Re: FPWD Review Request: HTML+RDFa

Hi James,

I feel bad pointing this out after all of your hard work...but thanks
to Elias Torres there has been a Python RDFa parser since early 2006:

  <http://rdfa.info/2006/06/04/a-python-rdfa-parser/>

Even if there wasn't such proof that it's possible, it wouldn't change anything.

This is because the issue being discussed was not:

  Can an RDFa parser process xmlns-based attributes when running on
  top of an XML stack?

The answer to that is self-evidently 'yes'.

The question raised by the WHATWG was:

  Can an RDFa parser process xmlns-based attributes in a browser
  running in HTML mode?

And that is the issue I was addressing in the comments of mine, that you quoted.

And once again, the answer is 'yes'.

Regards,

Mark


On Mon, Sep 21, 2009 at 9:58 AM, James Graham <jgraham@opera.com> wrote:
> I wasn't sure whether to send this but it seems that it may be apropos to
> the conversation that Henri is having so...
>
> Please ignore it with my apologies if it doesn't add anything of value; I
> haven't been following all the discussion.
>
> Mark Birbeck wrote:
>> Hi James,
>>
>> I think you're really going have to be more specific. You say things
>> like "one will soon run into the following problem", but you don't say
>> what the problem is. You say "clearly the tree[s] produced...will
>> require different processing", but you don't say why they require
>> different processing.
>>
>> Here's some typical code:
>>
>>   function getMappingsFromElement(element, mappingList) {
>>     var attributes = element.attributes, attrName, i;
>>
>>     if (attributes) {
>>       for (i = 0; i < attributes.length; i++) {
>>         attrName = attributes[i].nodeName;
>>
>>         if (attrName.substring(0, 5) === "xmlns") {
>>           if (attrName.length === 5) {
>>             mappingList.add("", attributes[i].nodeValue);
>>           } else if (attrName.substring(5, 6) === ':') {
>>             mappingList.add(attrName.substring(6),
>> attributes[i].nodeValue);
>>           }
>>         }
>>       }
>>     }
>
> Here is that code rewritten in python, assuming that you are using lxml
> as your tree library:
>
> def get_mappings(element, map_list):
>     for name, value in element.attrib.iteritems():
>         if name.startswith("xmlns"):
>             if name == "xmlns":
>                 map_list.append(("", value))
>             elif name[5] == ":":
>                 map_list.append((name, value))
>
> Now lets's try the code with my example from before.
>
> First the xml case:
>
> from lxml import etree
> map_list = []
> element = etree.fromstring("<html xmlns='http://www.w3.org/1999/xhtml'
> xmlns:foo='http://foo.example'></html>")
> get_mappings(element, map_list)
> print map_list
>
>  >>> []
>
> now the html5lib case
>
> import html5lib
> map_list = []
> tree = html5lib.parse("<html xmlns='http://www.w3.org/1999/xhtml'
> xmlns:foo='http://foo.example'></html>", treebuilder="lxml")
> element = tree.getroot()
> get_mappings(element, map_list)
> print map_list
>
>  >>> [('', 'http://www.w3.org/1999/xhtml')]
>
> So in the first case I didn't get any namespace mappings at all and in
> the second I only got the one bound to the html namespace.

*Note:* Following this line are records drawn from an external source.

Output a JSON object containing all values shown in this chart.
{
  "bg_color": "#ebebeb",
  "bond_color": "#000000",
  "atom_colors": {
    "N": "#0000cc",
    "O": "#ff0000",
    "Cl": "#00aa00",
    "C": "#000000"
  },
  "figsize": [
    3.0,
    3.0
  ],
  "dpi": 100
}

The reason
> for this is that lxml is namespace aware. Since Namespaces in XML 1.0
> makes things that start xmlns: and xmlns= special compared to other
> attributes, they are handled differently by the api; they do not
> appear in the ordinary list of attributes, at least when the tree is
> created using an XML parser. When the tree is created using html5lib,
> the xmlns attribute does appear in the tree; an attribute called xmlns
> doesn't have any special meaning in html and lxml doesn't prevent you
> from creating such an attribute (although this is arguably a bug since
> it is possible to make it serialize an element with _two_ attributes
> named xmlns which will throw a well-formedness error when parsing).
>
> The xmlns:foo attribute doesn't appear in the attributes collection in
> either case because lxml enforces the XML Namespaces 1.0 restriction
> forbidding colons from the local part of attribute names. Because this
> restriction doesn't apply in HTML, html5lib is forced to use the rules
> in section 9.2.7 of HTML5 [1] which cause the ":" to be replaced with
> "U00003A" so that the attribute xmlns:foo is written xmlnsU00003Afoo
> which, conveniently cannot be created by a html parser other than
> through this substitution mechanism (because it contains uppercase
> ascii characters). On the other hand it since it is, by construction,
> a valid XML+XML Namespaces local name, it could be created by an XML
> parser.
>
> So, to summarise the situation, if we want to implement an RDFa parser
> using lxml we cannot simply look for attributes named xmlns or with
> names starting "xmlns:". Instead we must:
>
> * For xml documents use the .nsmap property of elements that stores
>  the prefix:uri map in scope for a particular element
> * For html documents look for attributes named xmlns or attributes
>  with names starting xmlnsU00003A
>
> Since the technique applied to HTML documents may produce false prefix
> bindings when applied to XML documents one must know in advance what
> type of document one is working with.
>
>> But in any case, the spec simply says "get the values of xmlns-based
>> attributes and crack them open, and we'll keep track of scoping
>> ourselves".
>
> As you can see that approach only works if the tree API you are
> working with happens to have a particular design in which namespace
> deceleration attributes are visible in the same way as ordinary
> attributes. It happens that DOM is designed in this way, presumably
> because it is the result of a namespace aware API grafted atop a
> namespace unaware API. However it is not, in general, a good assumption
> for tree APIs that postdate Namespaces in XML 1.0.
>
> It is also worth noting that a consumer trying to use lxml is rather
> *better* off than one trying to use the plain ElementTree API that
> ships in the python standard library (ElementTree pioneered the API
> that lxml uses). As far ElementTree does not provide any built-in way
> to get at prefix mappings, so one is forced to hook in to the parser
> event stream and record the prefixes going in and out of scope
> manually [2].
>
> [1]
> http://www.whatwg.org/specs/web-apps/current-work/#coercing-an-html-dom-into-an-infoset
> [2] http://effbot.org/zone/element-namespaces.htm
>
>

Received on Monday, 21 September 2009 15:31:35 UTC